The "clipboard-read" permission of the Permissions API must be granted before you can read data from the clipboard.

Your final question may be, does my web browser extension StopTheMadness stop these clipboard API that allow overwriting your system clipboard? The answer is complicated. Roughly: sometimes. StopTheMadness does protect user gestures in certain situations, such as clicking a link. And it also stops web pages from overriding the "Copy" command to replace your selected text with different text. On the other hand, StopTheMadness does not currently stop web pages from overwriting your system clipboard in all circumstances, for all user gestures. I do believe it's possible for me to add this feature, though, and I've even done some initial testing of an implementation that seems to work. However, I'm worried about how much it would break on the web. There are many popular web pages that use the clipboard API. For example, "Copy link to Tweet" on Twitter calls document.execCommand("copy") to put the tweet URL (and some annoying tags at the end) on the clipboard. The good news is that within a few days I'm releasing a StopTheMadness update that will automatically remove the garbage tags at the end of tweet URLs when you use "Copy link to Tweet". As for blocking the clipboard API entirely, I could do it, but whether I do it depends on how much customer demand there is for this feature. Let me know!
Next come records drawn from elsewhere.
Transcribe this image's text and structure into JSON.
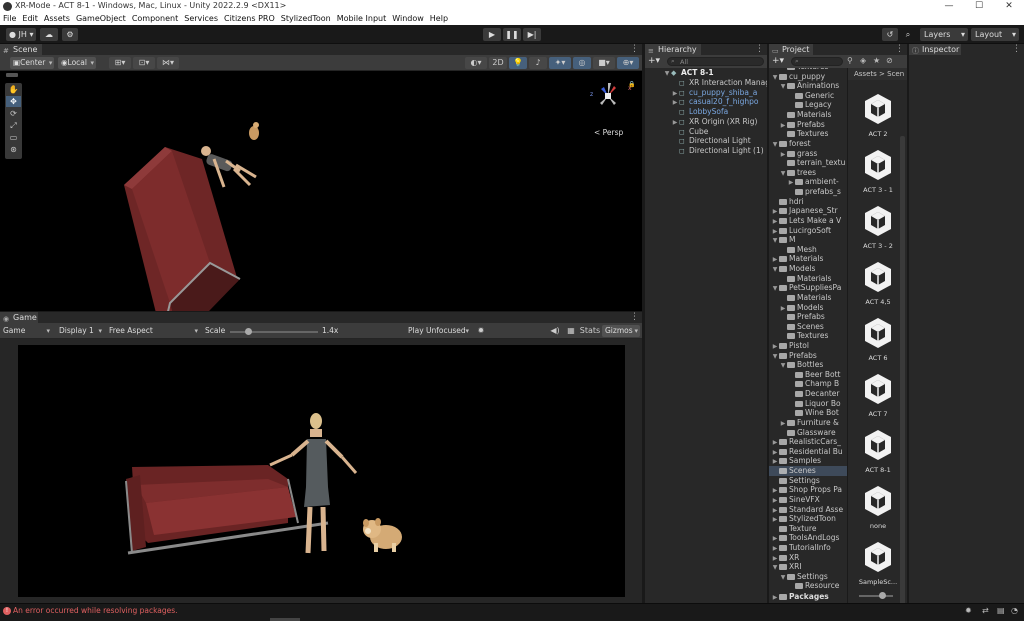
{
  "window": {
    "title": "XR-Mode - ACT 8-1 - Windows, Mac, Linux - Unity 2022.2.9 <DX11>",
    "minimize": "—",
    "maximize": "☐",
    "close": "✕"
  },
  "menu": [
    "File",
    "Edit",
    "Assets",
    "GameObject",
    "Component",
    "Services",
    "Citizens PRO",
    "StylizedToon",
    "Mobile Input",
    "Window",
    "Help"
  ],
  "toolbar": {
    "account": "JH",
    "layers": "Layers",
    "layout": "Layout",
    "search_icon": "search-icon"
  },
  "scene": {
    "tab": "Scene",
    "pivot": "Center",
    "space": "Local",
    "mode_2d": "2D",
    "gizmo_label": "< Persp",
    "axis_z": "z",
    "axis_x": "x"
  },
  "game": {
    "tab": "Game",
    "view": "Game",
    "display": "Display 1",
    "aspect": "Free Aspect",
    "scale_label": "Scale",
    "scale_value": "1.4x",
    "scale_fraction": 0.2,
    "play_mode": "Play Unfocused",
    "stats": "Stats",
    "gizmos": "Gizmos"
  },
  "hierarchy": {
    "tab": "Hierarchy",
    "search_placeholder": "All",
    "scene_name": "ACT 8-1",
    "items": [
      {
        "label": "XR Interaction Manag",
        "blue": false,
        "arrow": ""
      },
      {
        "label": "cu_puppy_shiba_a",
        "blue": true,
        "arrow": "▶"
      },
      {
        "label": "casual20_f_highpo",
        "blue": true,
        "arrow": "▶"
      },
      {
        "label": "LobbySofa",
        "blue": true,
        "arrow": ""
      },
      {
        "label": "XR Origin (XR Rig)",
        "blue": false,
        "arrow": "▶"
      },
      {
        "label": "Cube",
        "blue": false,
        "arrow": ""
      },
      {
        "label": "Directional Light",
        "blue": false,
        "arrow": ""
      },
      {
        "label": "Directional Light (1)",
        "blue": false,
        "arrow": ""
      }
    ]
  },
  "project": {
    "tab": "Project",
    "breadcrumb_assets": "Assets",
    "breadcrumb_sep": ">",
    "breadcrumb_current": "Scen",
    "tree": [
      {
        "label": "Textures",
        "depth": 2,
        "arrow": ""
      },
      {
        "label": "cu_puppy",
        "depth": 1,
        "arrow": "▼"
      },
      {
        "label": "Animations",
        "depth": 2,
        "arrow": "▼"
      },
      {
        "label": "Generic",
        "depth": 3,
        "arrow": ""
      },
      {
        "label": "Legacy",
        "depth": 3,
        "arrow": ""
      },
      {
        "label": "Materials",
        "depth": 2,
        "arrow": ""
      },
      {
        "label": "Prefabs",
        "depth": 2,
        "arrow": "▶"
      },
      {
        "label": "Textures",
        "depth": 2,
        "arrow": ""
      },
      {
        "label": "forest",
        "depth": 1,
        "arrow": "▼"
      },
      {
        "label": "grass",
        "depth": 2,
        "arrow": "▶"
      },
      {
        "label": "terrain_textu",
        "depth": 2,
        "arrow": ""
      },
      {
        "label": "trees",
        "depth": 2,
        "arrow": "▼"
      },
      {
        "label": "ambient-",
        "depth": 3,
        "arrow": "▶"
      },
      {
        "label": "prefabs_s",
        "depth": 3,
        "arrow": ""
      },
      {
        "label": "hdri",
        "depth": 1,
        "arrow": ""
      },
      {
        "label": "Japanese_Str",
        "depth": 1,
        "arrow": "▶"
      },
      {
        "label": "Lets Make a V",
        "depth": 1,
        "arrow": "▶"
      },
      {
        "label": "LucirgoSoft",
        "depth": 1,
        "arrow": "▶"
      },
      {
        "label": "M",
        "depth": 1,
        "arrow": "▼"
      },
      {
        "label": "Mesh",
        "depth": 2,
        "arrow": ""
      },
      {
        "label": "Materials",
        "depth": 1,
        "arrow": "▶"
      },
      {
        "label": "Models",
        "depth": 1,
        "arrow": "▼"
      },
      {
        "label": "Materials",
        "depth": 2,
        "arrow": ""
      },
      {
        "label": "PetSuppliesPa",
        "depth": 1,
        "arrow": "▼"
      },
      {
        "label": "Materials",
        "depth": 2,
        "arrow": ""
      },
      {
        "label": "Models",
        "depth": 2,
        "arrow": "▶"
      },
      {
        "label": "Prefabs",
        "depth": 2,
        "arrow": ""
      },
      {
        "label": "Scenes",
        "depth": 2,
        "arrow": ""
      },
      {
        "label": "Textures",
        "depth": 2,
        "arrow": ""
      },
      {
        "label": "Pistol",
        "depth": 1,
        "arrow": "▶"
      },
      {
        "label": "Prefabs",
        "depth": 1,
        "arrow": "▼"
      },
      {
        "label": "Bottles",
        "depth": 2,
        "arrow": "▼"
      },
      {
        "label": "Beer Bott",
        "depth": 3,
        "arrow": ""
      },
      {
        "label": "Champ B",
        "depth": 3,
        "arrow": ""
      },
      {
        "label": "Decanter",
        "depth": 3,
        "arrow": ""
      },
      {
        "label": "Liquor Bo",
        "depth": 3,
        "arrow": ""
      },
      {
        "label": "Wine Bot",
        "depth": 3,
        "arrow": ""
      },
      {
        "label": "Furniture &",
        "depth": 2,
        "arrow": "▶"
      },
      {
        "label": "Glassware",
        "depth": 2,
        "arrow": ""
      },
      {
        "label": "RealisticCars_",
        "depth": 1,
        "arrow": "▶"
      },
      {
        "label": "Residential Bu",
        "depth": 1,
        "arrow": "▶"
      },
      {
        "label": "Samples",
        "depth": 1,
        "arrow": "▶"
      },
      {
        "label": "Scenes",
        "depth": 1,
        "arrow": "",
        "selected": true
      },
      {
        "label": "Settings",
        "depth": 1,
        "arrow": ""
      },
      {
        "label": "Shop Props Pa",
        "depth": 1,
        "arrow": "▶"
      },
      {
        "label": "SineVFX",
        "depth": 1,
        "arrow": "▶"
      },
      {
        "label": "Standard Asse",
        "depth": 1,
        "arrow": "▶"
      },
      {
        "label": "StylizedToon",
        "depth": 1,
        "arrow": "▶"
      },
      {
        "label": "Texture",
        "depth": 1,
        "arrow": ""
      },
      {
        "label": "ToolsAndLogs",
        "depth": 1,
        "arrow": "▶"
      },
      {
        "label": "TutorialInfo",
        "depth": 1,
        "arrow": "▶"
      },
      {
        "label": "XR",
        "depth": 1,
        "arrow": "▶"
      },
      {
        "label": "XRI",
        "depth": 1,
        "arrow": "▼"
      },
      {
        "label": "Settings",
        "depth": 2,
        "arrow": "▼"
      },
      {
        "label": "Resource",
        "depth": 3,
        "arrow": ""
      }
    ],
    "packages": "Packages",
    "scenes": [
      "ACT 2",
      "ACT 3 - 1",
      "ACT 3 - 2",
      "ACT 4,5",
      "ACT 6",
      "ACT 7",
      "ACT 8-1",
      "none",
      "SampleSc..."
    ],
    "search_placeholder": ""
  },
  "inspector": {
    "tab": "Inspector"
  },
  "status": {
    "error": "An error occurred while resolving packages."
  },
  "colors": {
    "accent_blue": "#7aa7e0",
    "error_red": "#e06060",
    "sofa_red": "#7a2a2a"
  }
}
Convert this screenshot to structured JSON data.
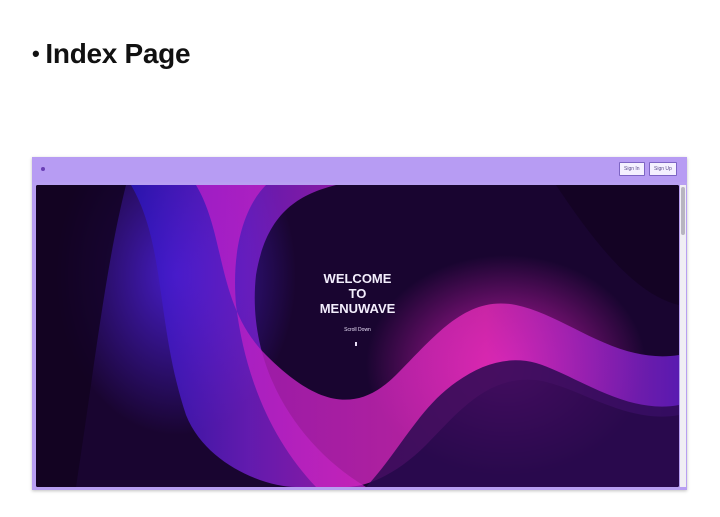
{
  "slide": {
    "bullet": "•",
    "heading": "Index Page"
  },
  "app": {
    "nav": {
      "sign_in": "Sign In",
      "sign_up": "Sign Up"
    },
    "hero": {
      "line1": "WELCOME",
      "line2": "TO",
      "line3": "MENUWAVE",
      "scroll_label": "Scroll Down"
    }
  },
  "colors": {
    "navbar": "#b79cf3",
    "hero_background": "#1a0630",
    "wave_magenta": "#e02bb8",
    "wave_blue": "#3a1fd1",
    "wave_purple": "#8a2be2"
  },
  "icons": {
    "logo": "logo-dot-icon",
    "scroll": "scroll-arrow-icon"
  }
}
Regardless of whether I add protections to my browser extension, everyone should be asking the browser vendors what they're going to do about the problem. Or at least get them to admit that it is a problem! The fundamental flaw is their design is equating user gestures with user consent. These aren't the same, they can't be the same, if users don't know what they're consenting to, if users don't even know that they are consenting to something via commonplace web page navigation.